Mark Levine, a New York City Council Member, is going to introduce a bill that will enable the residents of the state to pay for fines and fees in bitcoin. In case the bill is accepted by the authorities, New York will become the first municipality to accept payments in digital currency.
Levine expects the bill will bring more tech jobs to the city, as well as attract new companies. In addition, the move will help the Department of Finance to save money, as fees on processing credit card payments exceed those made in digital currency.
Moreover, Levine pointed to the decentralized nature of cryptocurrency, which allows higher level of privacy.
“Today you can buy almost anything with Bitcoin,” Levine told The New York Post. “For young, internet-savvy people, it’s become the currency of choice,” he said. “This would convey to the world that New York is on the cutting edge.”
Mark Levine is a democratic member of the New York City Council from the 7th District. He is also a member of such committees as finance, housing and buildings, education, rules, and government operations.
Levine is a graduate of the John F. Kennedy School of Government at Harvard University, where he received a master’s degree in public policy in 1995.

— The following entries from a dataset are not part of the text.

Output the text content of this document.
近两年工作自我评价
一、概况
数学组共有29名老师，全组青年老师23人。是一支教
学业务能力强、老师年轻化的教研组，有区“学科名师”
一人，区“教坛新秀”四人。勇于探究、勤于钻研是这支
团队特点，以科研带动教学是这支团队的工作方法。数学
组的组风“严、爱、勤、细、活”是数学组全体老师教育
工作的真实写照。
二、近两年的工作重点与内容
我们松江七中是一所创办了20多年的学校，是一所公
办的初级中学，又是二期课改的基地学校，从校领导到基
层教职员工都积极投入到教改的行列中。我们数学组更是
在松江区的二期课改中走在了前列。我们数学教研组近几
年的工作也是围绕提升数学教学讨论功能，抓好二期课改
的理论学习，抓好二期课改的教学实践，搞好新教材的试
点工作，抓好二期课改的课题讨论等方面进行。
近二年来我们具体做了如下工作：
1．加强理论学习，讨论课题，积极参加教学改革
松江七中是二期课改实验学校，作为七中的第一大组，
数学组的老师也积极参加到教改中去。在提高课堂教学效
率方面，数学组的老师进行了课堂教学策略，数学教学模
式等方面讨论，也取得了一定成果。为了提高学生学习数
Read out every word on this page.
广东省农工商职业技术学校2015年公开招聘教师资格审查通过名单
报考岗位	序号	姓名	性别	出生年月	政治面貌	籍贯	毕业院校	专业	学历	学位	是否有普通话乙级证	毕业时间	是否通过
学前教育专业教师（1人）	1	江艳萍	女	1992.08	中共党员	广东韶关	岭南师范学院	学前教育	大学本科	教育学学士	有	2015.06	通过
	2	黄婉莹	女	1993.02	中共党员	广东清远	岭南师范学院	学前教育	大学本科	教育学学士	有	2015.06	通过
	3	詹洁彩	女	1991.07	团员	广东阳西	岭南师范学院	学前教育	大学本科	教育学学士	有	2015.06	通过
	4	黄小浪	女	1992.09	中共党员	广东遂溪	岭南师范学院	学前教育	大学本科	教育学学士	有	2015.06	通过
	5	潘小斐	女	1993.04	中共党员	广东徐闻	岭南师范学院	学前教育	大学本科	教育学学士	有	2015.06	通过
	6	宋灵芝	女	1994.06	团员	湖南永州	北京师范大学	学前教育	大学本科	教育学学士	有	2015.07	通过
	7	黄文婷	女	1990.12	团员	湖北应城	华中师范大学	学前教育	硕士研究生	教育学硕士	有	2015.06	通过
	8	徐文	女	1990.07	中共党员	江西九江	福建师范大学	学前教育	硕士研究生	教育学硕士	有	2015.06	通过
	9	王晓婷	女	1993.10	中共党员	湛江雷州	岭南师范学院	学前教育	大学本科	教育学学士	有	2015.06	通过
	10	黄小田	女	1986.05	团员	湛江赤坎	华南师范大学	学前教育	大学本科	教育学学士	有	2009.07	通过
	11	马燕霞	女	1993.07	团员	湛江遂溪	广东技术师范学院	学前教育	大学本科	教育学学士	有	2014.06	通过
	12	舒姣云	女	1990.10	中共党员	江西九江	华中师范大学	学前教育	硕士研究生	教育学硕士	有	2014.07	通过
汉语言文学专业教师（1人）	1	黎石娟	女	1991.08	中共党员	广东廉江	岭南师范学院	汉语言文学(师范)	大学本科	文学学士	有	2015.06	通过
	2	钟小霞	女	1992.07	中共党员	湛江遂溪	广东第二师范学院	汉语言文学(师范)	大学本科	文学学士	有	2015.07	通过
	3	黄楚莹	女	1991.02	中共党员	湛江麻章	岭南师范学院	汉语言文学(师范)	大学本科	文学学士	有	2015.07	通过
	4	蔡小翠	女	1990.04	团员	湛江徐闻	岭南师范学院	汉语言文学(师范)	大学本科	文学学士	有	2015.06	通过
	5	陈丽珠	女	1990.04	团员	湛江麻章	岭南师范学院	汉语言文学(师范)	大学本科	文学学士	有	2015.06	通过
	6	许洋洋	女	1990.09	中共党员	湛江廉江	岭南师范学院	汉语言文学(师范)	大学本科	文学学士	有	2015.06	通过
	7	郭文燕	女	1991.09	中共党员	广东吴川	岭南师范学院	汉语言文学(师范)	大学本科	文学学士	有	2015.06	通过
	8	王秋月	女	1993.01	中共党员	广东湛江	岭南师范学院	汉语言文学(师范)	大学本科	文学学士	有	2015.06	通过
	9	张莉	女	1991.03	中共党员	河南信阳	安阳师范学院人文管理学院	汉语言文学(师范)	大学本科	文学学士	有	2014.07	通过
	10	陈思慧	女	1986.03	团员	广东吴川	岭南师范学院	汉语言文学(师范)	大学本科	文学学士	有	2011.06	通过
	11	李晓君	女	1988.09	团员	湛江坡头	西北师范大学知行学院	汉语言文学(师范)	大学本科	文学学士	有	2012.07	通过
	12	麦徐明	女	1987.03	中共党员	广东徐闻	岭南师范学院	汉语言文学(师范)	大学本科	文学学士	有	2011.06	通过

“The city may enter into agreements with one or more financing agencies to provide for acceptance by the city of bitcoins, via the internet, as an alternate means of payment of fines, civil penalties, fees or charges owed by a person to the city. […] Such fee shall not exceed the cost incurred by the agency or department in connection with such bitcoin transaction,” the bill reads.
According to the document, the bill would take effect 180 days after its enactment.
In December 2014, the Department of Finance in New York City carried out a research on alternative means of payment for parking fees with the use of mobile apps, including bitcoin.
Each year, the Department collects about $600 million from parking violations. The ability to pay fines using the mobile phones will help the city to reduce fines it racks up annually from penalties on unpaid violations.
The city still has no exact plans. It has issued a Request for Information that researches data on the potential system for mobile payments.
The municipality of the New York City is not the only one that sees potential in digital currency. Recently, the municipality of Madeira Beach in Florida accepted bitcoin at its marina.